Salah satu racikan herbal warisan Peradaban Sunda Sindhu Saraswati yang telah dikenal sejak ribuan tahun lampau dan telah teruji secara ilmiah adalah TRIPHALA.

Apa itu TRIPHALA?

TRIPHALA merupakan salah satu racikan utama dalam Ayurveda, salah satu sistem pengobatan tertua di dunia warisan dari Peradaban Sunda Sindhu Saraswati yang membentang dari Afganishtan hingga Australia dimana Nusantara adalah bagian di dalamnya.

Triphala, berasal dari dua kata Sansekerta, yaitu “Tri” yang berarti “tiga”, dan “Phala” yang berarti buah. Berarti triphala adalah campuran dari tiga buah kering yang banyak terdapat di Nusantara, yaitu:

  • Emblica officinalis (Amalaki) alias buah Malaka atau Kemloko
  • Terminalia chebula (Haritaki) alias buah Maja Keling
  • Terminalia bellerica (Bibhitaki) alias buah Maja Putih atau Joho

 

Amalaki
Amalaki (Emblica officinalis) dikenal sebagai the Indian Gooseberry, kaya akan Vitamin C, karoten, nicotinic acid, riboflavin, dan tannin. Buah ini memiliki sifat anti-oksidan dan anti-penuaan, bermanfaat dalam kanker, diabetes, pengobatan hati, masalah jantung, maag, anemia, dan berbagai penyakit lainnya. Herbal ini tidak dilaporkan memiliki efek samping bahkan setelah penggunaan jangka panjang.

Haritaki
Haritaki (Terminalia chebula) telah digunakan sebagai obat tradisional untuk melawan berbagai penyakit sejak jaman dahulu. Haritaki kaya akan tannin dan antioksidan, memiliki sifat anti-bakteri, sifat anti-jamur, dan anti-virus.
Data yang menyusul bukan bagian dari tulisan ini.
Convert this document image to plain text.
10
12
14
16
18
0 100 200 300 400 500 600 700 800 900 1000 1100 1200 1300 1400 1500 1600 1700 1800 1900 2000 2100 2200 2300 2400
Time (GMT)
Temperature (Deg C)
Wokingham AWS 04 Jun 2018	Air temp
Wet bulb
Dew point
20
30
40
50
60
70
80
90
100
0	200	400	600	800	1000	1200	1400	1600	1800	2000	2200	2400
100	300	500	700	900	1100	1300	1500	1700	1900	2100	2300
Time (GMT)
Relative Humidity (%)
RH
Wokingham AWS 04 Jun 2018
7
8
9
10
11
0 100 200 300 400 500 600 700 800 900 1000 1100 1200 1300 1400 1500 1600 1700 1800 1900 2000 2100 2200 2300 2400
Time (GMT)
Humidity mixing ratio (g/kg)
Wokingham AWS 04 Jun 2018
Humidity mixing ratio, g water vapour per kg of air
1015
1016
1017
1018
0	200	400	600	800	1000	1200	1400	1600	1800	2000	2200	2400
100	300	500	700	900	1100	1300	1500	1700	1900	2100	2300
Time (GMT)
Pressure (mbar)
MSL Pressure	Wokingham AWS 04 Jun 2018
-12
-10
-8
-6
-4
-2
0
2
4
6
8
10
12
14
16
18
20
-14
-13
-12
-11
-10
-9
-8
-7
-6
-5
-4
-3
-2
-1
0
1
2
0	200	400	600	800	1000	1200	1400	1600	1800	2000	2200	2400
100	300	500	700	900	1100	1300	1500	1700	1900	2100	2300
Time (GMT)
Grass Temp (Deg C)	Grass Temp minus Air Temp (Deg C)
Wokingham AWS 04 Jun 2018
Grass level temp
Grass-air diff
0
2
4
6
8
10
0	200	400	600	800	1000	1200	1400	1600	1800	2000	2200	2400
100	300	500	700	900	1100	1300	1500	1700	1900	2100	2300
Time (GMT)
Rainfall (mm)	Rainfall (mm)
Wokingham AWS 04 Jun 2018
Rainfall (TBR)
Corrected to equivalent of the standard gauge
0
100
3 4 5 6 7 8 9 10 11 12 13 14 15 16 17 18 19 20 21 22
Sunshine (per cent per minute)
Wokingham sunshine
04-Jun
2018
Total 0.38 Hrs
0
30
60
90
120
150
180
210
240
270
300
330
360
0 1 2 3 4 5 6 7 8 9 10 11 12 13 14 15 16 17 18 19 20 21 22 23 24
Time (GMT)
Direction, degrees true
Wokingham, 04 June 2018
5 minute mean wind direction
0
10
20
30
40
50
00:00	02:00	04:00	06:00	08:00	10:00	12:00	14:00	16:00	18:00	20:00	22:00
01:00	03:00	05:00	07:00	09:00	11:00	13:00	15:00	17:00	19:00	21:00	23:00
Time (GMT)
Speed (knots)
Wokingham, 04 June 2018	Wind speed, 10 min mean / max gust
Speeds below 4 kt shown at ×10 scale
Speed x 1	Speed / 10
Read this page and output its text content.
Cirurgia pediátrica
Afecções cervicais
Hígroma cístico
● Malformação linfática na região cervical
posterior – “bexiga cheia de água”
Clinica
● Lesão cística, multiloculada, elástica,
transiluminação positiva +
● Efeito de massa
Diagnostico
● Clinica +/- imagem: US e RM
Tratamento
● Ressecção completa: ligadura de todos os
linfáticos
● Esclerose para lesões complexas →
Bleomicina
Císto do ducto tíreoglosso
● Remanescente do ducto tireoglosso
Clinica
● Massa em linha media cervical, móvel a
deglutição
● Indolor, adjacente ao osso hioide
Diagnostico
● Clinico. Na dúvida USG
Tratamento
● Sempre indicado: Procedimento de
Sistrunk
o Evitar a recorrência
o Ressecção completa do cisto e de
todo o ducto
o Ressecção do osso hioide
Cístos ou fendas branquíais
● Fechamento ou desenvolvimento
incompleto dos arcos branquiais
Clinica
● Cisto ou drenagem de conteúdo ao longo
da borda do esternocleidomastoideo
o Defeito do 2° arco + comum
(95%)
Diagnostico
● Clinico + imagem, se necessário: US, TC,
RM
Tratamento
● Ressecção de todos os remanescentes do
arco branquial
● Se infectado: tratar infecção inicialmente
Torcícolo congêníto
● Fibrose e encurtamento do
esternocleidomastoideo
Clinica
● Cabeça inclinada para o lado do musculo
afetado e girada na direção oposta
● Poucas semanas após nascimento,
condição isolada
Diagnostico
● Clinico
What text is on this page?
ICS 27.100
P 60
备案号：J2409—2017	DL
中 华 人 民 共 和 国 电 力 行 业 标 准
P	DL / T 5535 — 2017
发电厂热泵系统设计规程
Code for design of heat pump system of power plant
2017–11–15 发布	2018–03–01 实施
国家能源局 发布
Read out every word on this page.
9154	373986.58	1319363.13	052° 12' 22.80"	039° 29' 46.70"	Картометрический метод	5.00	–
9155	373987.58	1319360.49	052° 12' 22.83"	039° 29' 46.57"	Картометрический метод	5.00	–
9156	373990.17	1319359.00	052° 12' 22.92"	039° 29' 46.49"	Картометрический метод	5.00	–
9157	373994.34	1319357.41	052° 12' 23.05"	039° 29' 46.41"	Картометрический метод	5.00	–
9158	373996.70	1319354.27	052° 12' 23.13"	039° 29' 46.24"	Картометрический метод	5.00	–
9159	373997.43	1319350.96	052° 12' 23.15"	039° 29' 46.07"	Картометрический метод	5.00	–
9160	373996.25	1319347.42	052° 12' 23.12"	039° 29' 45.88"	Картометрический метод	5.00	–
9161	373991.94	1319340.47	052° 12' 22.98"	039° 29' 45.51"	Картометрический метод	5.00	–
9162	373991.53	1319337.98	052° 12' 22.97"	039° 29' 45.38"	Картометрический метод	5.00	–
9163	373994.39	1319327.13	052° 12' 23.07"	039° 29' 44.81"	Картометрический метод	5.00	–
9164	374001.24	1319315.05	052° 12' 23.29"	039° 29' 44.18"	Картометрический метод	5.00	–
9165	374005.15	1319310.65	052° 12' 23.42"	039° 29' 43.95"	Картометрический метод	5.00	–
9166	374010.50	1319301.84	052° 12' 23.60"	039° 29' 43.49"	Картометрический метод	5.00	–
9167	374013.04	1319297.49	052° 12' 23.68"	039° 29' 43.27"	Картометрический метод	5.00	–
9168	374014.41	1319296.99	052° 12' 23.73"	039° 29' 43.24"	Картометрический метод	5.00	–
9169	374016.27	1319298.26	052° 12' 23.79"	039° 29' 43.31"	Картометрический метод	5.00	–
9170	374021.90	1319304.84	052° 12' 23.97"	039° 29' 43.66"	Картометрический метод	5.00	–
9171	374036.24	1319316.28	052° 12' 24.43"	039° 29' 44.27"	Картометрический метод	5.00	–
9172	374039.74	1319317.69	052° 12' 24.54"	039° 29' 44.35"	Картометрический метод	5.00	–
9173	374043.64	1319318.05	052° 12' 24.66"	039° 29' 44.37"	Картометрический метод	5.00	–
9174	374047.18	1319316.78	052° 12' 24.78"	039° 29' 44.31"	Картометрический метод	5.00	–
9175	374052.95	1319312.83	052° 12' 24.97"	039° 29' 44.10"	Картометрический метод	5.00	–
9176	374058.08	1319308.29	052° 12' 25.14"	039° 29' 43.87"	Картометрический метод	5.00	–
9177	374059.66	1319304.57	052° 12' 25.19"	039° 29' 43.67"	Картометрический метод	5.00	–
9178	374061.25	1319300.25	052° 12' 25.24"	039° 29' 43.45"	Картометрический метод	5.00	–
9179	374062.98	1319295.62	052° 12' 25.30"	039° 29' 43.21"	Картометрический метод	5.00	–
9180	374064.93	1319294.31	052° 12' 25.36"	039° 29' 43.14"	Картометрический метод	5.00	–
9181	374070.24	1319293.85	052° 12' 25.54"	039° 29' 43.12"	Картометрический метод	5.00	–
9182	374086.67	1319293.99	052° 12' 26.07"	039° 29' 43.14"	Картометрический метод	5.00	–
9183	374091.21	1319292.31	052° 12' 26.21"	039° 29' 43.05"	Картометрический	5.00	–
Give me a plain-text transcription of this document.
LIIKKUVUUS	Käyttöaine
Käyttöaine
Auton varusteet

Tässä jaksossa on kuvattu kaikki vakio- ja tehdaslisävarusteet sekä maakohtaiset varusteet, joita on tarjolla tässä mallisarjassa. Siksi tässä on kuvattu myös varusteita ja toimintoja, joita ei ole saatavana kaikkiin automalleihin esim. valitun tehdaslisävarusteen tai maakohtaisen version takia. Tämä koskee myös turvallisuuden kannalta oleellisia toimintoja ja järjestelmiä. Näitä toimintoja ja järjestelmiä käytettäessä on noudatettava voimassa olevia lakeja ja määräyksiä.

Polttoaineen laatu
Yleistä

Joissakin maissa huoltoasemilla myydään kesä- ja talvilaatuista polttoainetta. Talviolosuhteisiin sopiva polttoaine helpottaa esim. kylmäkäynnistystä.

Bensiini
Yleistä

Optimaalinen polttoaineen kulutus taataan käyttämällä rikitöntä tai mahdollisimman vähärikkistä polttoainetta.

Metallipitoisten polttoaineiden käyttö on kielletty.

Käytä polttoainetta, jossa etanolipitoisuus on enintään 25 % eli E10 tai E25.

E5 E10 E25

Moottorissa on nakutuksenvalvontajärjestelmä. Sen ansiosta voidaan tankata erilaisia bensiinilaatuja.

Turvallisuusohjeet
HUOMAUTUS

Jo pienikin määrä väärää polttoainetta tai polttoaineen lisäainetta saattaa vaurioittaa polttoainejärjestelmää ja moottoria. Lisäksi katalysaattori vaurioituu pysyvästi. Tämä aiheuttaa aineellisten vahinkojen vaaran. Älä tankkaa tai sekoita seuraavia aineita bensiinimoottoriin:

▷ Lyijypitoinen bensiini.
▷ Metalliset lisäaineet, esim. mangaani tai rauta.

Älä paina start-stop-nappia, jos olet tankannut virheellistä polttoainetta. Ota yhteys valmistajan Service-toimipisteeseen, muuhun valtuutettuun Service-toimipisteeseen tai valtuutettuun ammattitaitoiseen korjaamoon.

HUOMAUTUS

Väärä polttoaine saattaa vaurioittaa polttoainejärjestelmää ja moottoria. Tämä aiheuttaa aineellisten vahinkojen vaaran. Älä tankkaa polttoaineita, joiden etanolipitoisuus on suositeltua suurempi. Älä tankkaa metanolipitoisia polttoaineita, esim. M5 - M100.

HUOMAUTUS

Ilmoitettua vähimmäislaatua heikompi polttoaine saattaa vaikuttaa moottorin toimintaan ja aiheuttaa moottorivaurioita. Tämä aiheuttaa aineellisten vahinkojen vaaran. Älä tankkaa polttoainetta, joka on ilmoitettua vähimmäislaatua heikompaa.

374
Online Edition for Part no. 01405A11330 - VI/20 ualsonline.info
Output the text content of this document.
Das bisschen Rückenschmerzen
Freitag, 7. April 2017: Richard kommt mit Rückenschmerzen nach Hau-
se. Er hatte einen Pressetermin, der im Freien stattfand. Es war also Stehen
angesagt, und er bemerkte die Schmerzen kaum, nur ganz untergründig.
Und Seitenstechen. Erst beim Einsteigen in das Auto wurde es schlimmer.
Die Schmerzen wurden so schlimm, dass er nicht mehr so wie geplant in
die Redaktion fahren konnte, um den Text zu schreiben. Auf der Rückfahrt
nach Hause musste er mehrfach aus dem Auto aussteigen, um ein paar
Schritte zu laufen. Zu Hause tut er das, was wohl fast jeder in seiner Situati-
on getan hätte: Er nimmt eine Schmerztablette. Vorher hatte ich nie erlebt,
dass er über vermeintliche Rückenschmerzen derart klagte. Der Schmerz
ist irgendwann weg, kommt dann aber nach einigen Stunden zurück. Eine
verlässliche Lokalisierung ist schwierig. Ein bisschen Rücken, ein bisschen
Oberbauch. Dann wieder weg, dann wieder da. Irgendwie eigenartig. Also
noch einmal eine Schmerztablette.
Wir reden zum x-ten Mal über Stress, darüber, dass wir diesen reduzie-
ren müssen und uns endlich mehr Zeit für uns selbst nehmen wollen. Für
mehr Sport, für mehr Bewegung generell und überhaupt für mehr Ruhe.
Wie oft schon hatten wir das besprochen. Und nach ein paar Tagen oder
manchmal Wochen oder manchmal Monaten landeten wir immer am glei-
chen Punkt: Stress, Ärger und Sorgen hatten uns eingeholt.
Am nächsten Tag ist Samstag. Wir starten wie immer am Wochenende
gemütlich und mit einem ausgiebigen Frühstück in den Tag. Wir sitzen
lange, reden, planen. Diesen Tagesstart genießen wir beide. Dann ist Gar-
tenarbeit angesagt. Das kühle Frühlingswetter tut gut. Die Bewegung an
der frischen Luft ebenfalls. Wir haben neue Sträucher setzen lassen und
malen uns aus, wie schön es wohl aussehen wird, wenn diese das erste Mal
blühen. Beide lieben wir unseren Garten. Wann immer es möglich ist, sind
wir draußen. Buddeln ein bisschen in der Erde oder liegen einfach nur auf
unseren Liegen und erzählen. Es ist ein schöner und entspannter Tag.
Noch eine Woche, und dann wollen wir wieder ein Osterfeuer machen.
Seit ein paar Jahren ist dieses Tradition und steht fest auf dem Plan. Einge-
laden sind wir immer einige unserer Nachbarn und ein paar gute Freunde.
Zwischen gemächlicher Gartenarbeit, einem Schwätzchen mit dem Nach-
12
Disamping itu buah ini bagus untuk mata karena dapat membantu mencegah penyakit seperti katarak atau glaukoma.

Bibhitaki
Bhitaki (Terminalia bellerica), umumnya dikenal sebagai “belleric myrobalan”. Buahnya digunakan dalam pengobatan tradisional untuk mengobati asma, kanker, diare, sakit kepala, hipertensi, radang, dan nyeri.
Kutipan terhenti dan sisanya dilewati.